Multiple oral dosing of ketoconazole influences pharmacokinetics of quinidine after intravenous and oral administration in beagle dogs

In this study, we investigated the effect of multiple oral dosing of ketoconazole (KTZ) on pharmacokinetics of quinidine (QN), a CYP3A substrate with low hepatic clearance, after i.v. and oral administration in beagle dogs.
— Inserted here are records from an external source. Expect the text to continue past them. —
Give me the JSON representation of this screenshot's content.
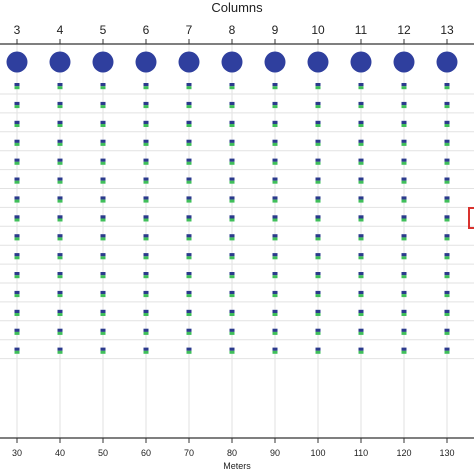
{
  "top_axis": {
    "title": "Columns",
    "labels": [
      "3",
      "4",
      "5",
      "6",
      "7",
      "8",
      "9",
      "10",
      "11",
      "12",
      "13"
    ]
  },
  "bottom_axis": {
    "title": "Meters",
    "labels": [
      "30",
      "40",
      "50",
      "60",
      "70",
      "80",
      "90",
      "100",
      "110",
      "120",
      "130"
    ]
  },
  "grid": {
    "columns": 11,
    "rows": 15
  },
  "colors": {
    "circle": "#2f3f9e",
    "marker_blue": "#2b3a8c",
    "marker_green": "#3fbf5a",
    "grid_line": "#e2e2e2",
    "axis_line": "#333333",
    "edge_mark": "#d9322e"
  }
}
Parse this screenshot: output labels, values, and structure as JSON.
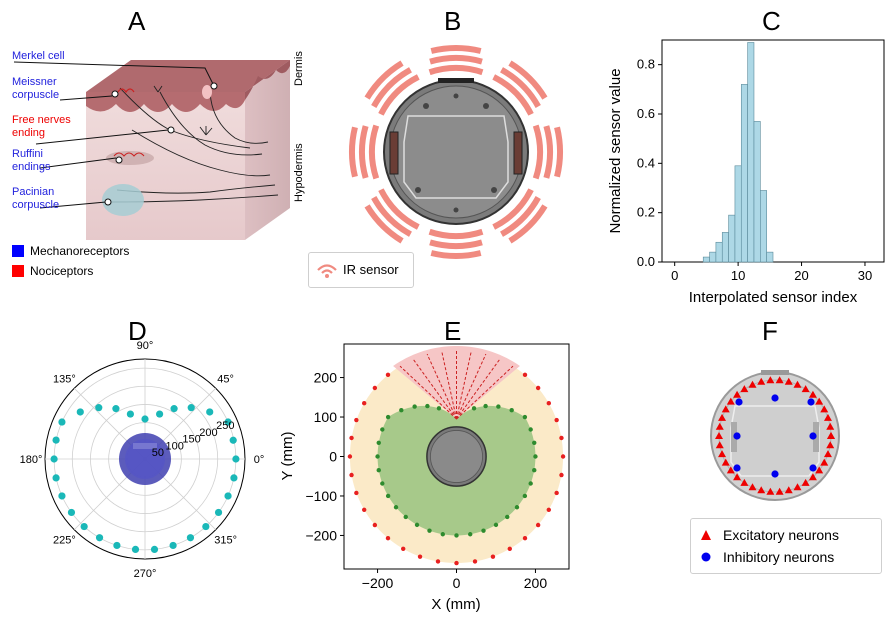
{
  "panels": {
    "A": "A",
    "B": "B",
    "C": "C",
    "D": "D",
    "E": "E",
    "F": "F"
  },
  "panel_a": {
    "labels": {
      "merkel": "Merkel cell",
      "meissner_1": "Meissner",
      "meissner_2": "corpuscle",
      "free_1": "Free nerves",
      "free_2": "ending",
      "ruffini_1": "Ruffini",
      "ruffini_2": "endings",
      "pacinian_1": "Pacinian",
      "pacinian_2": "corpuscle",
      "dermis": "Dermis",
      "hypodermis": "Hypodermis"
    },
    "legend": [
      {
        "label": "Mechanoreceptors",
        "color": "#0000ff"
      },
      {
        "label": "Nociceptors",
        "color": "#ff0000"
      }
    ],
    "colors": {
      "mechano_text": "#2222dd",
      "noci_text": "#ee0000",
      "skin_top": "#b56c70",
      "tissue": "#ecd4d4"
    }
  },
  "panel_b": {
    "legend_label": "IR sensor",
    "sensor_color": "#f08a80",
    "sensor_angles_deg": [
      0,
      45,
      90,
      135,
      180,
      225,
      270,
      315
    ]
  },
  "panel_c": {
    "chart_data": {
      "type": "bar",
      "xlabel": "Interpolated sensor index",
      "ylabel": "Normalized sensor value",
      "x_ticks": [
        "0",
        "10",
        "20",
        "30"
      ],
      "y_ticks": [
        "0.0",
        "0.2",
        "0.4",
        "0.6",
        "0.8"
      ],
      "xlim": [
        -2,
        33
      ],
      "ylim": [
        0,
        0.9
      ],
      "bar_color": "#add8e6",
      "bins": [
        {
          "x": 5,
          "y": 0.02
        },
        {
          "x": 6,
          "y": 0.04
        },
        {
          "x": 7,
          "y": 0.08
        },
        {
          "x": 8,
          "y": 0.12
        },
        {
          "x": 9,
          "y": 0.19
        },
        {
          "x": 10,
          "y": 0.39
        },
        {
          "x": 11,
          "y": 0.72
        },
        {
          "x": 12,
          "y": 0.89
        },
        {
          "x": 13,
          "y": 0.57
        },
        {
          "x": 14,
          "y": 0.29
        },
        {
          "x": 15,
          "y": 0.04
        }
      ]
    }
  },
  "panel_d": {
    "chart_data": {
      "type": "scatter",
      "projection": "polar",
      "angle_labels": [
        "0°",
        "45°",
        "90°",
        "135°",
        "180°",
        "225°",
        "270°",
        "315°"
      ],
      "radial_labels": [
        "50",
        "100",
        "150",
        "200",
        "250"
      ],
      "rmax": 275,
      "point_color": "#1ab8b8",
      "points": [
        {
          "theta": 0,
          "r": 250
        },
        {
          "theta": 12,
          "r": 248
        },
        {
          "theta": 24,
          "r": 250
        },
        {
          "theta": 36,
          "r": 220
        },
        {
          "theta": 48,
          "r": 190
        },
        {
          "theta": 60,
          "r": 160
        },
        {
          "theta": 72,
          "r": 130
        },
        {
          "theta": 90,
          "r": 110
        },
        {
          "theta": 108,
          "r": 130
        },
        {
          "theta": 120,
          "r": 160
        },
        {
          "theta": 132,
          "r": 190
        },
        {
          "theta": 144,
          "r": 220
        },
        {
          "theta": 156,
          "r": 250
        },
        {
          "theta": 168,
          "r": 250
        },
        {
          "theta": 180,
          "r": 250
        },
        {
          "theta": 192,
          "r": 250
        },
        {
          "theta": 204,
          "r": 250
        },
        {
          "theta": 216,
          "r": 250
        },
        {
          "theta": 228,
          "r": 250
        },
        {
          "theta": 240,
          "r": 250
        },
        {
          "theta": 252,
          "r": 250
        },
        {
          "theta": 264,
          "r": 250
        },
        {
          "theta": 276,
          "r": 250
        },
        {
          "theta": 288,
          "r": 250
        },
        {
          "theta": 300,
          "r": 250
        },
        {
          "theta": 312,
          "r": 250
        },
        {
          "theta": 324,
          "r": 250
        },
        {
          "theta": 336,
          "r": 250
        },
        {
          "theta": 348,
          "r": 250
        }
      ]
    }
  },
  "panel_e": {
    "chart_data": {
      "type": "scatter",
      "xlabel": "X (mm)",
      "ylabel": "Y (mm)",
      "x_ticks": [
        "−200",
        "0",
        "200"
      ],
      "y_ticks": [
        "200",
        "100",
        "0",
        "−100",
        "−200"
      ],
      "xlim": [
        -285,
        285
      ],
      "ylim": [
        -285,
        285
      ],
      "colors": {
        "outer_fill": "#fbeac8",
        "outer_pts": "#e82020",
        "inner_fill": "#a7c98a",
        "inner_pts": "#2e8b2e",
        "cone_fill": "#f6c6c6"
      },
      "outer_radius": 270,
      "inner_radius": 200,
      "gap_half_angle_deg": 30
    }
  },
  "panel_f": {
    "legend": [
      {
        "label": "Excitatory neurons",
        "color": "#ee0000",
        "marker": "triangle"
      },
      {
        "label": "Inhibitory neurons",
        "color": "#0000ee",
        "marker": "circle"
      }
    ]
  }
}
Four dogs were given p.o. KTZ for 20 days (200 mg, b.i.d.). QN was administered either i.v. (1 mg/kg) or p.o. (100 mg) 10 and 20 days before the KTZ treatment and 10 and 20 days after start of KTZ treatment. Multiple oral dosing of KTZ decreased significantly α and β , whereas increased t 1/2 β , V 1 , and k a . The KTZ treatment also decreased significantly both total body clearance ( Cl tot ) and oral clearance ( Cl oral ). No significant change in bioavailability was observed in the presence of KTZ. Co‐administration of KTZ increased C max of QN to about 1.5‐fold. Mean resident time after i.v. administration ( MRT i.v. ), and after oral administration ( MRT p.o. ) of QN were prolonged to about twofold, whereas mean absorption time ( MAT ) was decreased to 50%. Volume of distribution at steady state (V d(ss) ) of QN was unchanged in the presence of KTZ. These alterations may be because of a decrease in metabolism of QN by inhibition of KTZ on hepatic CYP3A activity. In conclusion, multiple oral dosing of KTZ affected largely pharmacokinetics of QN after i.v. and oral administration in beagle dogs. Therefore, KTZ at a clinical dosing regimen may markedly change the pharmacokinetics of drugs primarily metabolized by CYP3A with low hepatic clearance in dogs. In clinical use, much attention should be paid to concomitant administration of KTZ with the drug when given either p.o. or i.v.